Le petit emballement qui a eu lieu au début du projet nous a toujours posé question. Combien ont pu parler de nous parce qu'ils ont trouvé ça vraiment cool, et combien ont juste relayé parce que leur voisin disait que c'était cool et que du coup ils devaient faire de même. Bon là, on a l'air de dire que tous les journalistes ou bloggers sont des pourris, mais bien sûr que ça n'est pas ça. C'est juste que tu vois vite qui s'investit vraiment dans son papier et qui relaie pour la forme. On a eu la chance d'avoir dès le début de véritables soutiens et de l'intérêt de personnes engagées et sincères dans leur démarche, et forcément on doit beaucoup à ces personnes. Que ce soit des journalistes indés ou locaux pour la presse web et papier, des animateurs radios ou des directeurs d'antenne, c'est bon de constater que des nanas et des mecs se bougent encore et toujours le cul, en dépit de tout, et participent à véhiculer la musique indé, sans autre intérêt que ce pur plaisir de partager des choses avec les gens.

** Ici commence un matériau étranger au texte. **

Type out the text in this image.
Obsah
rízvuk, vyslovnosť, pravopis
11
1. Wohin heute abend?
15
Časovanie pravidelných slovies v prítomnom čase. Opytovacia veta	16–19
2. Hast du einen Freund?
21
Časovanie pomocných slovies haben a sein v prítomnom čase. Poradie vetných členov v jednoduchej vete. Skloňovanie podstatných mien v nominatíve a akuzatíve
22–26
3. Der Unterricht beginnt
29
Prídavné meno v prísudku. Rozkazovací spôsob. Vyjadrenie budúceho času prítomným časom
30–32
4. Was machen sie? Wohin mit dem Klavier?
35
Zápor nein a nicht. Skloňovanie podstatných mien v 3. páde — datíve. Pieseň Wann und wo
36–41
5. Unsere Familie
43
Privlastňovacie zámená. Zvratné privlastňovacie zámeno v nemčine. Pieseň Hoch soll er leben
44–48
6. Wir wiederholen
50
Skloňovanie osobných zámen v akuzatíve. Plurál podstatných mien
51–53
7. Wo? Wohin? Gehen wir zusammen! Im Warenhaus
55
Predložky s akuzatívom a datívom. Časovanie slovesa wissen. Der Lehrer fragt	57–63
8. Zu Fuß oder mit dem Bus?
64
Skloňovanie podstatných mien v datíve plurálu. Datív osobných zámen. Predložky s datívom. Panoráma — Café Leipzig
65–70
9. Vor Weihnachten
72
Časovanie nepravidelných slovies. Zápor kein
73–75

Est-ce que les modifications du line-up ont ralenti la croissance du groupe ?
Pas vraiment. On a toujours gardé nos objectifs, et nos envies. On n'est pas du genre à baisser les bras ni à se laisser envahir par des choses négatives. Si on sent que quelqu'un ou quelque chose risque de mettre en péril l'équilibre du groupe, ou le projet de manière générale, alors on se serre les coudes et on met les bouchées doubles. Le groupe a pris beaucoup d'importance dans nos vies ces dernières années, et toutes les épreuves qu'on a traversées nous ont fait gagner en cohésion, humainement parlant. Même si on a eu pas mal de changement de line-up, ça a chaque fois été bénéfique, ça nous a poussé à évoluer, à penser différemment, à se rendre compte de certains de nos défauts.

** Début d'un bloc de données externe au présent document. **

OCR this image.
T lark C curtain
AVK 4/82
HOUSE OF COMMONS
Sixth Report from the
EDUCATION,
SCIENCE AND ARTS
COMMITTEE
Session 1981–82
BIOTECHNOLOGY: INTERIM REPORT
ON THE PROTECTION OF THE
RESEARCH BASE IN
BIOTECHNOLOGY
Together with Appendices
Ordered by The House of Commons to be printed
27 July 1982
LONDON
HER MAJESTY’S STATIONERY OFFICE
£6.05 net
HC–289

Ca a quand même retardé la sortie du premier album attendu...
Peut-être que l'album aurait pu sortir un an avant, mais il aurait sûrement été très différent, alors on n'a aucun regret. On a accouché de ces 11 titres dont on est très fier, on a le sentiment d'avoir avancé sur plein de niveaux et c'est ce qui compte. On n'a pas un tableau avec des dates et une médaille pour l'employé du mois. On a des envies à réaliser, on s'y colle en faisant en sorte de maintenir un cap, si quelque chose se met en travers de la route, on fait en sorte de garder ce cap sans endommager le bateau, et s'il faut prendre un mois ou plus pour y arriver, alors on fera ce détour nécessaire. On aime faire les choses bien, et on ne laissera rien ni personne nous empêcher d'y arriver.

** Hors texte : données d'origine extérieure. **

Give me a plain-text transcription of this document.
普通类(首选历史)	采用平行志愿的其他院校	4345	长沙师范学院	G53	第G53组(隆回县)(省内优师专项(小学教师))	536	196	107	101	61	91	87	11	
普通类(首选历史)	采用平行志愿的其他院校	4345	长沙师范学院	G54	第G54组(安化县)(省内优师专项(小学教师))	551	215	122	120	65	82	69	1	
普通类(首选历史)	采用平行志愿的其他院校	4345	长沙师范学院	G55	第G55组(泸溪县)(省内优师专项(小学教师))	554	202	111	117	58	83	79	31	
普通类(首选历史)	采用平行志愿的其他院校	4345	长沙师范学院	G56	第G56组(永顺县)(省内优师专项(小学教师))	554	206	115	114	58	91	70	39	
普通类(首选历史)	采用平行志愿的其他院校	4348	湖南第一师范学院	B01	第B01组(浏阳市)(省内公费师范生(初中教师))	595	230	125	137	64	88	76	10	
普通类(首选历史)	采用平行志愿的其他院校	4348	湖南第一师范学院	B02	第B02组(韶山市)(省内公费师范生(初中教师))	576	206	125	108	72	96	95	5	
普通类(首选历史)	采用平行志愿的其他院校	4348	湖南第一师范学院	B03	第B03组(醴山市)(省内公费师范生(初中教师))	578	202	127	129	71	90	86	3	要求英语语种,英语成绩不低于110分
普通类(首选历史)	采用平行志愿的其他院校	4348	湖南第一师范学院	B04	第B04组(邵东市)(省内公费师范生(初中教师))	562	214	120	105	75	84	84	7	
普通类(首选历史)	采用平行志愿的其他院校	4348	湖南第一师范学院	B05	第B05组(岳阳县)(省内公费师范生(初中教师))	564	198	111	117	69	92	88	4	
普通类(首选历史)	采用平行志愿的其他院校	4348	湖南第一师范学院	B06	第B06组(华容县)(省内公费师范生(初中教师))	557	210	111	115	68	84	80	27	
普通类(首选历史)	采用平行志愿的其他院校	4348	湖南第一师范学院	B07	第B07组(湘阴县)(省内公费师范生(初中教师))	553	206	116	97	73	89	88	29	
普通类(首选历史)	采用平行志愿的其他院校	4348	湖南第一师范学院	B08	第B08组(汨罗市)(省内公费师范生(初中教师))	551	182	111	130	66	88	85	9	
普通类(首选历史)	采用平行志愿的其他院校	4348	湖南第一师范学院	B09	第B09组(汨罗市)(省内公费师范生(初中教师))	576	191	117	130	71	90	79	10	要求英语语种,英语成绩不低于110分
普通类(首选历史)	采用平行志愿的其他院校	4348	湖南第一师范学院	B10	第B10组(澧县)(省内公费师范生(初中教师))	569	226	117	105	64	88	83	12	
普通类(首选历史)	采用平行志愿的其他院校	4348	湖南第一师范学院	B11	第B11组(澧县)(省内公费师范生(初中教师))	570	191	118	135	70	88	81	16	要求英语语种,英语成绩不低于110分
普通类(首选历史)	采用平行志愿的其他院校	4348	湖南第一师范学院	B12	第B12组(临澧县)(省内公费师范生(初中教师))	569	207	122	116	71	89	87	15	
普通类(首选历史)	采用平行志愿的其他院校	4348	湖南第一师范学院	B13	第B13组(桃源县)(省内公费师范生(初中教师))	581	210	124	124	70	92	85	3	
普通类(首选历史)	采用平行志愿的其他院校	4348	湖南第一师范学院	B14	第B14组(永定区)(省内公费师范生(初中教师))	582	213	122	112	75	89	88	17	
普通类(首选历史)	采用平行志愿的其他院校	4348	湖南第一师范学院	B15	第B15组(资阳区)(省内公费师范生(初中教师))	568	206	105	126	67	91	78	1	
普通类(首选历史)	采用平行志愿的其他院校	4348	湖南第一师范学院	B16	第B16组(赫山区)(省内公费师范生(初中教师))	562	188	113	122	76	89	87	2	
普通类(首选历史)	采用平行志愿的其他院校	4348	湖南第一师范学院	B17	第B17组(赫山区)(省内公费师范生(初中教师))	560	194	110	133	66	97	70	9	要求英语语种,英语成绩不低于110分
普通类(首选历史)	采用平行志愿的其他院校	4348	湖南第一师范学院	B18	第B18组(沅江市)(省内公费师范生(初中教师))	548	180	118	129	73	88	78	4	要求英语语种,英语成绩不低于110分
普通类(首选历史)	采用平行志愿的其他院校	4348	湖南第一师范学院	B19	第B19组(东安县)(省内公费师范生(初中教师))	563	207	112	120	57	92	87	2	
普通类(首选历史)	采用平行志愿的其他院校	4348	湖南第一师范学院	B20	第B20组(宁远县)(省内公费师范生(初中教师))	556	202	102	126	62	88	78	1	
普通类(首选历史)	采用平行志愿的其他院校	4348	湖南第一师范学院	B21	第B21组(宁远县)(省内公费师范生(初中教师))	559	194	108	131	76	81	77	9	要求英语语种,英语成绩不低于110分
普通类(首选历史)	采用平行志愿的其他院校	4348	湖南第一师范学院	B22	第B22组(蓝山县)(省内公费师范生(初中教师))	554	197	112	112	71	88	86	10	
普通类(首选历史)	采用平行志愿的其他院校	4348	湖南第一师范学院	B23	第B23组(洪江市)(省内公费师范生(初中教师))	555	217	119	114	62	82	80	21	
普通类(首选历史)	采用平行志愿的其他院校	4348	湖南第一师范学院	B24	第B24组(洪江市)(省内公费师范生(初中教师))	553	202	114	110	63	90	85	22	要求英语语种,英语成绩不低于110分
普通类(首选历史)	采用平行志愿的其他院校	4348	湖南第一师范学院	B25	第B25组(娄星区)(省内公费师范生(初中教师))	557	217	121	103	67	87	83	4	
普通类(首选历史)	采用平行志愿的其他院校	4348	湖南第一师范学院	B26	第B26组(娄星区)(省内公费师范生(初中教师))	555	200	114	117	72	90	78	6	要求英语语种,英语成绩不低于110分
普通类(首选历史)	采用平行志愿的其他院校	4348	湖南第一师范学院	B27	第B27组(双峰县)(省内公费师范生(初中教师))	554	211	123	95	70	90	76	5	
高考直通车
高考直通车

A l'approche de la sortie de ce premier album, vous avez ressenti une "impatience" de la part des médias ?
Plutôt de la part des gens qui nous suivent en fait. Mais des médias pas vraiment. Je crois que les médias étaient plus curieux quand on a commencé à plancher sur Regine, notre premier EP. Parce que ça faisait un moment qu'on avait annoncé la sortie d'un disque et que pour des tas de raisons ça tardait un peu. Finalement l'album est arrivé assez vite derrière l'EP, et après avoir tourné un an et demi Bodysick est venu sans période creuse.
On s'est vraiment collé dessus à partir d'avril/mai 2016, entre les dates, et on a travaillé très dur pendant 6 mois. Ça a été enregistré, mixé et masterisé dans la foulée entre novembre et début janvier 2017, puis ensuite juste le temps de lancer la fabrication et voilà.
Mais pour le moment on a plutôt de bons retours d'un peu partout et on est super content, c'est plutôt une belle surprise. C'était une période de travail intense pour nous tous, on a vraiment beaucoup donné sur ce disque, alors c'est toujours plaisant de lire de jolis mots à son propos. C'est aussi intéressant de lire des choses moins bonnes, parce que ça permet de garder du recul, et d'être constructif. Là on commence déjà doucement à se mettre à bosser sur de nouvelles choses.
L'expérience du studio sur ce disque nous a énormément motivé, on a beaucoup aimé travailler avec Amaury, et ça nous a laissé entrevoir de nouvelles choses qu'on a hâte d'expérimenter.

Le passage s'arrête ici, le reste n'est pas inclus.